This Field Note documents an editorial assignment for Helsingin Sanomat, photographed outside Buckingham Palace in London, shortly after news broke that former Prince Andrew Mountbatten-Windsor had been arrested on his 66th birthday.
The commission came through as a breaking news request, with the emphasis very much on speed and immediate response. I had just returned from a training run for the Kew Gardens Half Marathon when the call came in, so it became an immediate turnaround — collecting my equipment and heading straight into central London. That pace was part of the nature of the assignment, and of the wider reality of news photography, where responsiveness is often as important as the pictures themselves.
The focus was not on royalty directly, but on the reaction outside the palace gates. Students, tourists, Londoners, and visitors from overseas paused to speak to the journalist and to share their views. What emerged was not outrage in a theatrical sense, but something more subdued and more telling: resentment, fatigue, and a marked absence of sympathy for the former prince. Buckingham Palace functioned as both location and symbol, giving the photographs an immediate political and institutional context.

The pictures were taken in and around the forecourt, working quickly with contributors in a live news environment. The aim was to make direct, readable portraits while retaining enough of the setting to keep the story visually anchored in place. The King’s standard flying above the palace added a further layer to the scene, quietly reinforcing the proximity of the institution to the event itself.

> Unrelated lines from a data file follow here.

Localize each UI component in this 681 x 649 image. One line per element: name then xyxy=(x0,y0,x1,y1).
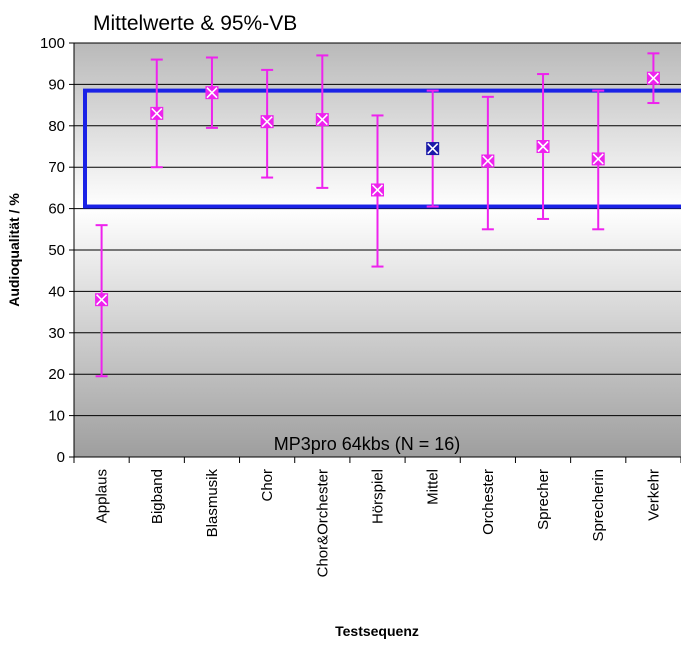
mean-marker xyxy=(536,140,550,153)
x-tick-label: Verkehr xyxy=(645,469,662,521)
y-tick-label: 60 xyxy=(48,201,65,218)
marker-cross xyxy=(316,114,328,126)
chart-annotation: MP3pro 64kbs (N = 16) xyxy=(274,434,461,454)
marker-cross xyxy=(96,294,108,306)
marker-cross xyxy=(206,87,218,99)
chart-title: Mittelwerte & 95%-VB xyxy=(93,12,297,35)
x-tick-label: Bigband xyxy=(149,469,166,524)
mean-marker xyxy=(426,142,440,156)
y-tick-label: 10 xyxy=(48,408,65,425)
marker-cross xyxy=(592,153,604,165)
y-tick-label: 90 xyxy=(48,76,65,93)
marker-cross xyxy=(371,184,384,196)
marker-cross xyxy=(261,116,273,128)
mean-marker xyxy=(591,152,605,166)
mean-marker xyxy=(315,113,329,127)
mean-marker xyxy=(95,293,109,307)
x-tick-label: Blasmusik xyxy=(204,469,221,538)
mean-marker xyxy=(646,71,660,85)
x-axis-label: Testsequenz xyxy=(335,623,419,639)
marker-cross xyxy=(647,72,659,84)
x-tick-label: Applaus xyxy=(94,469,111,523)
y-tick-label: 80 xyxy=(48,118,65,135)
x-tick-label: Hörspiel xyxy=(370,469,387,524)
mean-marker xyxy=(481,154,495,168)
marker-cross xyxy=(427,143,439,155)
y-tick-label: 40 xyxy=(48,283,65,300)
y-tick-label: 100 xyxy=(40,35,65,52)
y-tick-label: 50 xyxy=(48,242,65,259)
mean-markers xyxy=(95,71,660,307)
y-tick-label: 70 xyxy=(48,159,65,176)
y-tick-label: 0 xyxy=(57,449,65,466)
mean-marker xyxy=(150,106,164,120)
y-tick-label: 30 xyxy=(48,325,65,342)
axes: 0 10 20 30 40 50 60 70 80 90 100 Applaus Bigband Blas… xyxy=(40,35,681,577)
mean-marker xyxy=(371,183,384,197)
mean-marker xyxy=(260,115,274,129)
x-tick-label: Chor&Orchester xyxy=(314,469,331,577)
highlight-band xyxy=(83,88,681,209)
x-tick-label: Chor xyxy=(259,469,276,502)
x-tick-label: Orchester xyxy=(480,469,497,535)
x-tick-label: Sprecher xyxy=(535,469,552,530)
mean-marker xyxy=(205,86,219,100)
x-tick-label: Sprecherin xyxy=(590,469,607,542)
x-tick-label: Mittel xyxy=(425,469,442,505)
marker-cross xyxy=(151,107,163,119)
marker-cross xyxy=(537,140,549,153)
marker-cross xyxy=(482,155,494,167)
y-axis-label: Audioqualität / % xyxy=(6,193,22,307)
y-tick-label: 20 xyxy=(48,366,65,383)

The resulting images support the article by placing public reaction at the centre of the frame. Rather than attempting to dramatise the moment, the photographs observe how a major news story was received on the ground, outside one of the most recognisable sites in Britain. In that sense, the assignment became less about spectacle and more about atmosphere, accountability, and the ordinary voices gathered at the gates of Buckingham Palace.